Denis Poroy, Associated Press

In contrast to 1997 traffic, above, today’s economy means fewer people cross into U.S.

Hector Tobar
March 17, 2009

I used to live in Mexico, but I have to admit I was a bit nervous about going back.

In the months since I returned to the United States from Mexico City, I'd been reading about the drug wars in Tijuana and the horrors of the cartels, which routinely kidnap and behead people.

But as the trolley from San Diego approached the border, the two Mexican young women across from me seemed completely unconcerned. They were going back home after a day of work in the U.S., and they were talking about boyfriends.

"My cousin, she said she would only marry somebody rich," the first young woman said in Spanish. "And she ends up marrying this guy who has no money at all. They don't even have a car."

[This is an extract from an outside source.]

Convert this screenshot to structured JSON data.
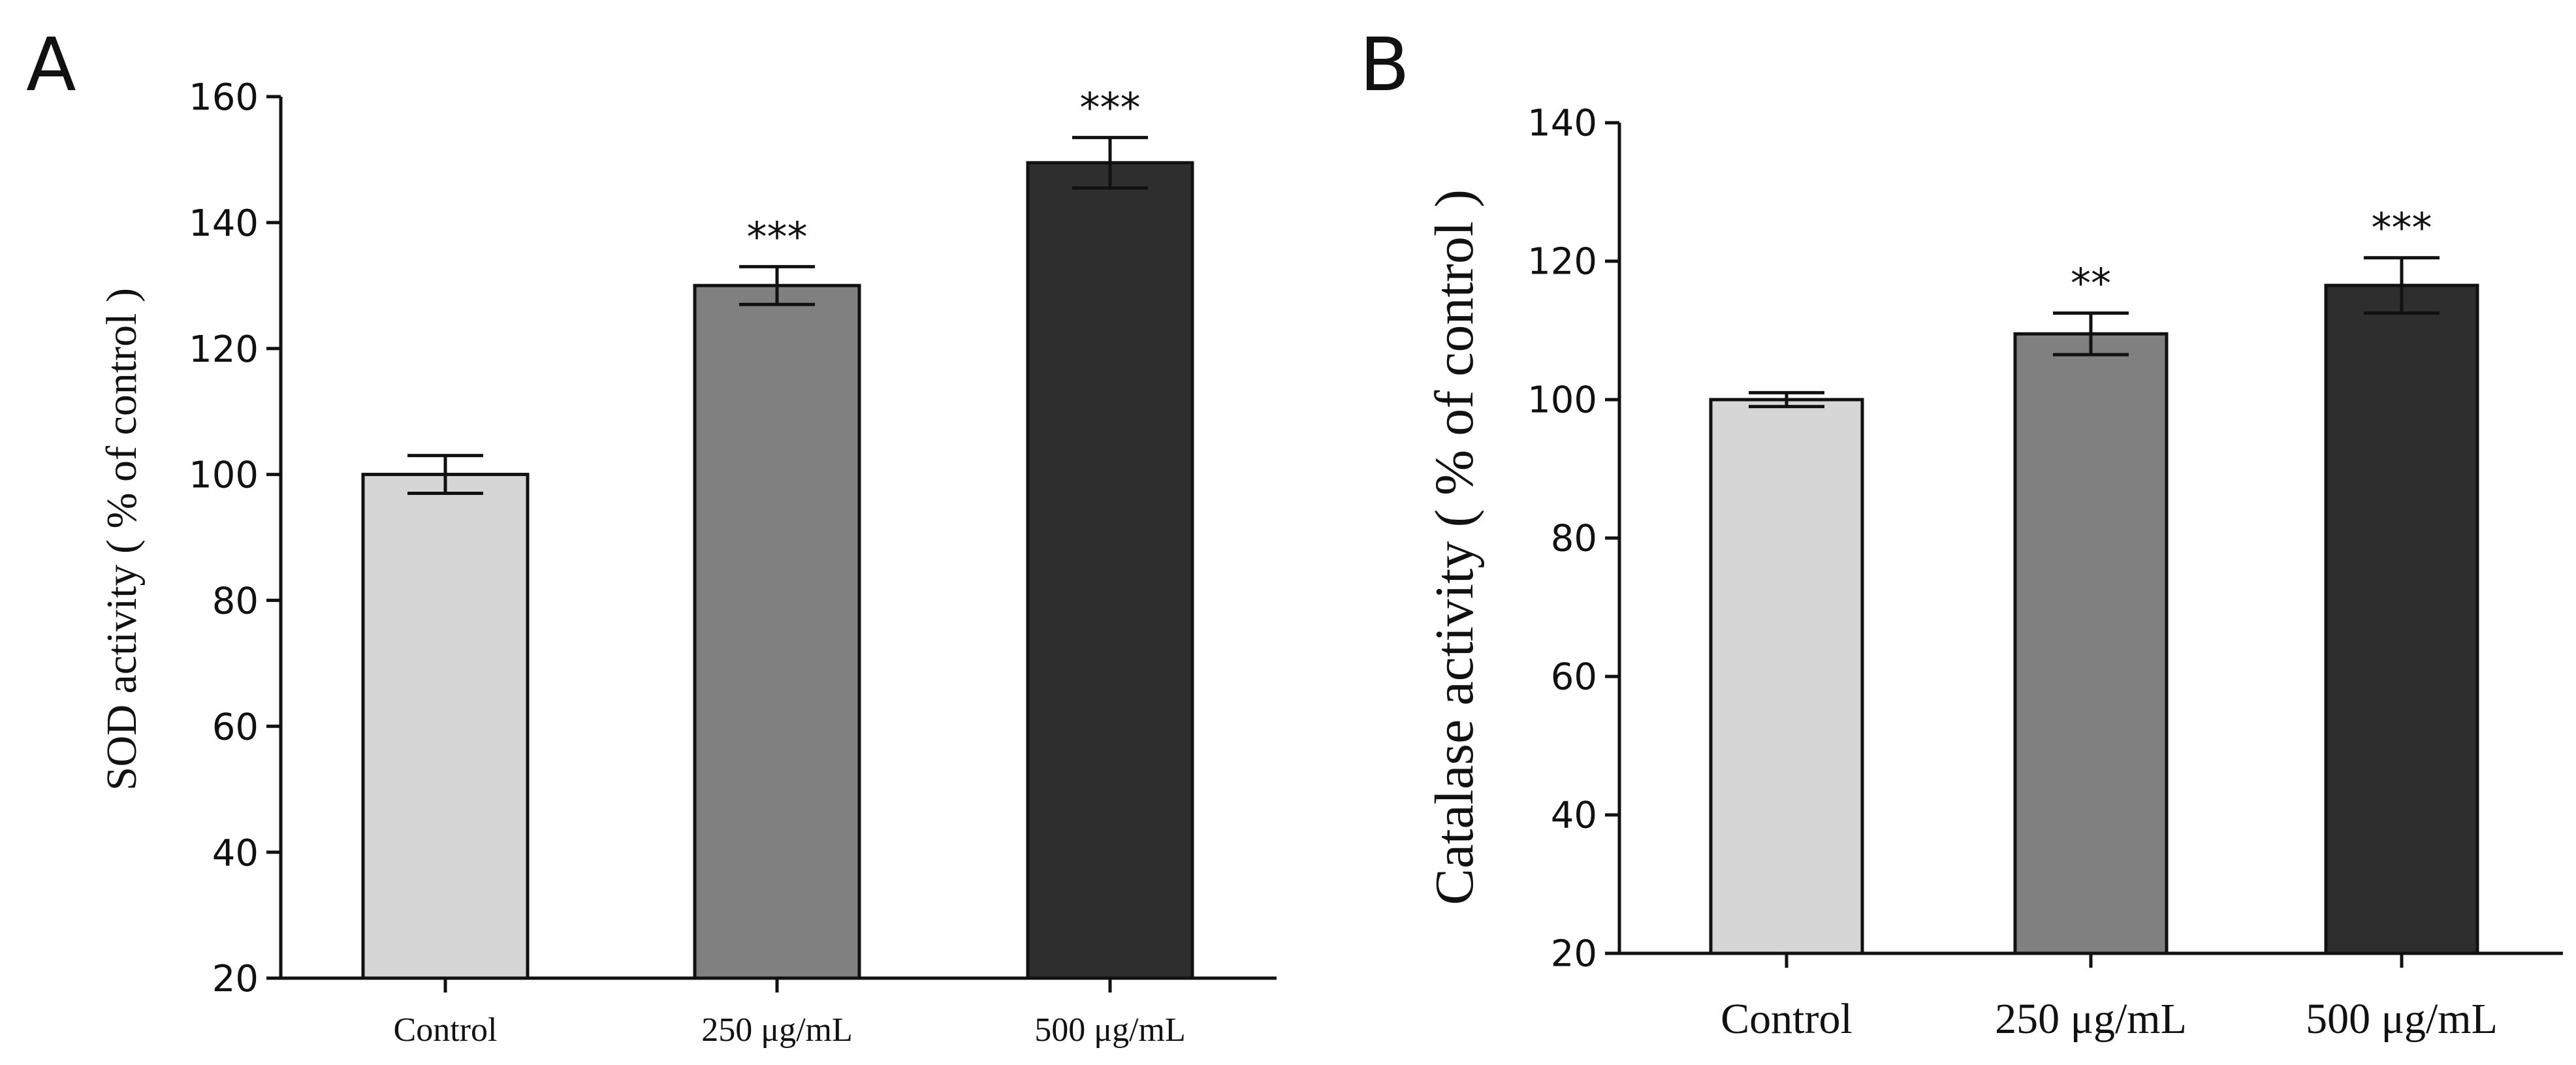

The second young woman nodded. "All I want," she said, "is to marry someone who loves me . . . as long as he has a good job."

A few minutes later, I fell in behind them in line, walking up the long ramp and across the pedestrian bridge that leads to Mexico. The young women kept chatting. They walked quickly toward the war zone.

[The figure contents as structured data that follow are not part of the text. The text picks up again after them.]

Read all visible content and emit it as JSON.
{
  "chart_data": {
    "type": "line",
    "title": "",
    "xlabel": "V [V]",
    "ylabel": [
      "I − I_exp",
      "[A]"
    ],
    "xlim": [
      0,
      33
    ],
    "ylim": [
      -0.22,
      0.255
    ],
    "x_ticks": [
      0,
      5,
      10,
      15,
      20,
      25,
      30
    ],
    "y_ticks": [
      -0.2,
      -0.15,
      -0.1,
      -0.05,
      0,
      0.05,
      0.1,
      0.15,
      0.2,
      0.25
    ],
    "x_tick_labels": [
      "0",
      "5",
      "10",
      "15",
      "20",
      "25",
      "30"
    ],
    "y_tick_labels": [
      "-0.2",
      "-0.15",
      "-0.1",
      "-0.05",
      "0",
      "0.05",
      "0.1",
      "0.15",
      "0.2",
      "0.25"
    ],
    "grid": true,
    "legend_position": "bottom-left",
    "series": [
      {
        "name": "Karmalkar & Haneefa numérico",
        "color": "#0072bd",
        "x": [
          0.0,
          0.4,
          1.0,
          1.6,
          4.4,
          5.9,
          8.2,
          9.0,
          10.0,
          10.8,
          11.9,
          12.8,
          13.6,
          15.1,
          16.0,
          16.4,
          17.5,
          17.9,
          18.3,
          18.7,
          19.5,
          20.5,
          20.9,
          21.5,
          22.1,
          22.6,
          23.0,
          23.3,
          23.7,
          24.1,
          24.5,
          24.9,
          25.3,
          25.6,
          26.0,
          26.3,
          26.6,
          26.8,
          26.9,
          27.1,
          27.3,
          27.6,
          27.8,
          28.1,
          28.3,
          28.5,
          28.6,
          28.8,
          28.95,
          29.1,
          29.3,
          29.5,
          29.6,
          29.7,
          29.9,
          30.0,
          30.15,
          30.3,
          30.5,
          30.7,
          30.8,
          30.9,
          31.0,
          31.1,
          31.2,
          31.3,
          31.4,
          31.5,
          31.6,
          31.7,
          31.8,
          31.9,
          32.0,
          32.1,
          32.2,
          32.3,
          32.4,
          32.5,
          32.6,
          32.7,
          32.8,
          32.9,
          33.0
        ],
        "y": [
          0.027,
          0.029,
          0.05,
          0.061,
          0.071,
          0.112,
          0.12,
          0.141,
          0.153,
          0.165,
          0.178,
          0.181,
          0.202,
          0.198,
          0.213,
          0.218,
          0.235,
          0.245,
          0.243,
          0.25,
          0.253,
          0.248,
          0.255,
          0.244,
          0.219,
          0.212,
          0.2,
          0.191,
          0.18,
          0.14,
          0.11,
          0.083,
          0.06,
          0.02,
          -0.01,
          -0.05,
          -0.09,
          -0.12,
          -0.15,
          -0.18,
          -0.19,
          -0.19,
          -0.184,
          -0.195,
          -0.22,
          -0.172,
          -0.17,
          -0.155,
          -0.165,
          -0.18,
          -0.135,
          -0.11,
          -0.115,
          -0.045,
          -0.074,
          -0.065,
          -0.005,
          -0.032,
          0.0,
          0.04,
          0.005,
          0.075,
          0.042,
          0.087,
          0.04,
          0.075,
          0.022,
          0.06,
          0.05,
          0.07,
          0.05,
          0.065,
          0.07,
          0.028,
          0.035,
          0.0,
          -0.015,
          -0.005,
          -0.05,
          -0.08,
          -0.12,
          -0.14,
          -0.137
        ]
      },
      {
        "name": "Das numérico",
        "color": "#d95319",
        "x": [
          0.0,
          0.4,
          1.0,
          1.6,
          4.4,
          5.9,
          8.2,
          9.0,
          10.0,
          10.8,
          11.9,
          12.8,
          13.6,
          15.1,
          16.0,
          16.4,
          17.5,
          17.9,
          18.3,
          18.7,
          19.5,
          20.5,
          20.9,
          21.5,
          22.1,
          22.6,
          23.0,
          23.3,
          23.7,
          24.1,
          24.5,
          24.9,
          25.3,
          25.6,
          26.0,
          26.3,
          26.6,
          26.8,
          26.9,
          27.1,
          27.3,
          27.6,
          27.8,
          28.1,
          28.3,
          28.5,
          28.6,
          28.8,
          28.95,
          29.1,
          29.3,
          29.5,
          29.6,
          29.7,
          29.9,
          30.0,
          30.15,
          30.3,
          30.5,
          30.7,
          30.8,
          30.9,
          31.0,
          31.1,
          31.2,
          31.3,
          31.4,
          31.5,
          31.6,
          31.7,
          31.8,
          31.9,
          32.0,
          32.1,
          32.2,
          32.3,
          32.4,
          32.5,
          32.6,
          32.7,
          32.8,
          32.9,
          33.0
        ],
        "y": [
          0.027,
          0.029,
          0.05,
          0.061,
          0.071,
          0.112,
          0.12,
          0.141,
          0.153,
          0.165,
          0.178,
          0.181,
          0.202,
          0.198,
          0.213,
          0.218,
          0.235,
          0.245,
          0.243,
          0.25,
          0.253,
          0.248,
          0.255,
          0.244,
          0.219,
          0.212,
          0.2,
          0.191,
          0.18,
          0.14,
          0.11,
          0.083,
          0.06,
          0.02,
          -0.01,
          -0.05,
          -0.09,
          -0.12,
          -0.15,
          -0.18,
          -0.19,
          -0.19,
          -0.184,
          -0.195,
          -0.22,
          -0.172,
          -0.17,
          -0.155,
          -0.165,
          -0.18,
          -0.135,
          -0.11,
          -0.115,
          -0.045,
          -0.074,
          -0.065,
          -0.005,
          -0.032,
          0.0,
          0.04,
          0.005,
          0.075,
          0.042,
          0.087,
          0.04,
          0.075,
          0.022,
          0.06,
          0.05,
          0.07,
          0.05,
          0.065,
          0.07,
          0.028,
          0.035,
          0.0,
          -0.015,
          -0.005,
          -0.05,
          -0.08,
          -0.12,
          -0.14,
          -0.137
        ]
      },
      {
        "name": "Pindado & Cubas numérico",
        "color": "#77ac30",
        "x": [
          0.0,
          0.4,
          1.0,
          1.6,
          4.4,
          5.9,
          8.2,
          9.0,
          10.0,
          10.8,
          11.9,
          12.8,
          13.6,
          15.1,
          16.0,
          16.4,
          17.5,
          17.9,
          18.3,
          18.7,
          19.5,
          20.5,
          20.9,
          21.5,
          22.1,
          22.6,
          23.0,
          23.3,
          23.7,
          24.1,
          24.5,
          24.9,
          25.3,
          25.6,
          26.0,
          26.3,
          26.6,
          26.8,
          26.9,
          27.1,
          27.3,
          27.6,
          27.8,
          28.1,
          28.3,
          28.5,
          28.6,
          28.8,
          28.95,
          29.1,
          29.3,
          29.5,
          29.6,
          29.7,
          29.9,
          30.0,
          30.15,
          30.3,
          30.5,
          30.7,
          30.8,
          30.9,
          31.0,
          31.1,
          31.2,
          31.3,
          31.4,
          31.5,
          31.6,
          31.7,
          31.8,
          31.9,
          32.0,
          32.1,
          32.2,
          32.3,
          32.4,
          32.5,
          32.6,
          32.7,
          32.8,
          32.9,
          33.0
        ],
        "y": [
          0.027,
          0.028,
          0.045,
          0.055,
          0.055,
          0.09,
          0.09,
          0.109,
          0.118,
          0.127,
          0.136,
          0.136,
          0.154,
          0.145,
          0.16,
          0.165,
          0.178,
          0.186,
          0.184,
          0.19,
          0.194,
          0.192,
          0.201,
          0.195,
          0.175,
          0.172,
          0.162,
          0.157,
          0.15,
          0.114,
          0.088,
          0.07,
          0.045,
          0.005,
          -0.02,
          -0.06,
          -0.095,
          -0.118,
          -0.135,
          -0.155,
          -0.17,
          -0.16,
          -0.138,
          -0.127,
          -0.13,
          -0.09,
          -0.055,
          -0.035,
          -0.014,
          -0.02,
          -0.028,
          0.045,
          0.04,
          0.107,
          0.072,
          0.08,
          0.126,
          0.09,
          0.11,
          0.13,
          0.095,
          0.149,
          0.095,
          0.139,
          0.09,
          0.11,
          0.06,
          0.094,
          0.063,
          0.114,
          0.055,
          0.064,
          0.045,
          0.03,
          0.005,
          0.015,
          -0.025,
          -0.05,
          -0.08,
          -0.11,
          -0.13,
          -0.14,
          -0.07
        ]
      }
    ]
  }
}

No, I didn't hear any gunfire during the day I spent in Tijuana. But I did see two Mexican sailors in camouflage at the border gate, dressed in Kevlar lest some cartel hit man stage an ambush. Just a few yards away, a U.S. Department of Homeland Security van was escorting a half-dozen deportees to a special gate in the fence.

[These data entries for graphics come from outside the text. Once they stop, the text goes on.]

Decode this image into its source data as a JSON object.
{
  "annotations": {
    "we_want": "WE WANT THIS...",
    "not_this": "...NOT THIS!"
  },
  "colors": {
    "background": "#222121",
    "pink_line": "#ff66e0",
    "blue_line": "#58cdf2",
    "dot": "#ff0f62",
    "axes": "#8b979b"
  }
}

"That's Mexico, and this is the United States," a U.S. agent told me once he'd locked the gate after the last of the deportees had passed through. The deportees sat down on the Mexican side of the border and began lacing their shoes.

This is what passes for everyday life in Tijuana. You get a little love, a little immigration and small hints of the lawlessness that grips certain neighborhoods in the city beyond the border fence.

Tijuana is a crossroads city that remains, as it has been for ages, a chief battleground in the undeclared economic and cultural conflict between Mexico and the United States.

For returning Mexican immigrants who've been in the U.S. illegally, Tijuana is the first step on the road home. There are many such migrants these days, and I climbed into a taxi and headed for the central bus station to go talk to some of them.

It was a Wednesday afternoon and there were a dozen or so people at the station, all waiting for buses headed southward.

Ignacio, 28, gave an odd grin when I asked him where he was going.

After eight years in Orange County, he said, he was heading home to the southern state of Guerrero. "I've been deported seven times and I'm not going to try and cross again," he told me.

He was detained last year by U.S. immigration authorities. Each time he tried to get back to Santa Ana, the Border Patrol got him. He spent two months in immigration detention. Finally he gave up -- and he seemed liberated by the thought that his U.S. days were behind him.

"Over there, in my town, you have more freedom than you have in Orange County," he said.

And while Guerrero is one of the poorest corners of Mexico, no one fears the migra there. Even now, in contrast to the barrios of Southern California, there is little street crime in rural Mexico.

Besides, Ignacio said, the restaurant where he worked had cut back his hours.

People like Ignacio came to California seeking the kind of social mobility unavailable to the poor in Mexico, where economic class is a rigid construct held in place by overt racial discrimination and an overburdened public education system.

For years, the Mexican government has done nothing to discourage poor people from leaving their country. If they were going to try and stop the exodus, the central bus station would be a good place to start.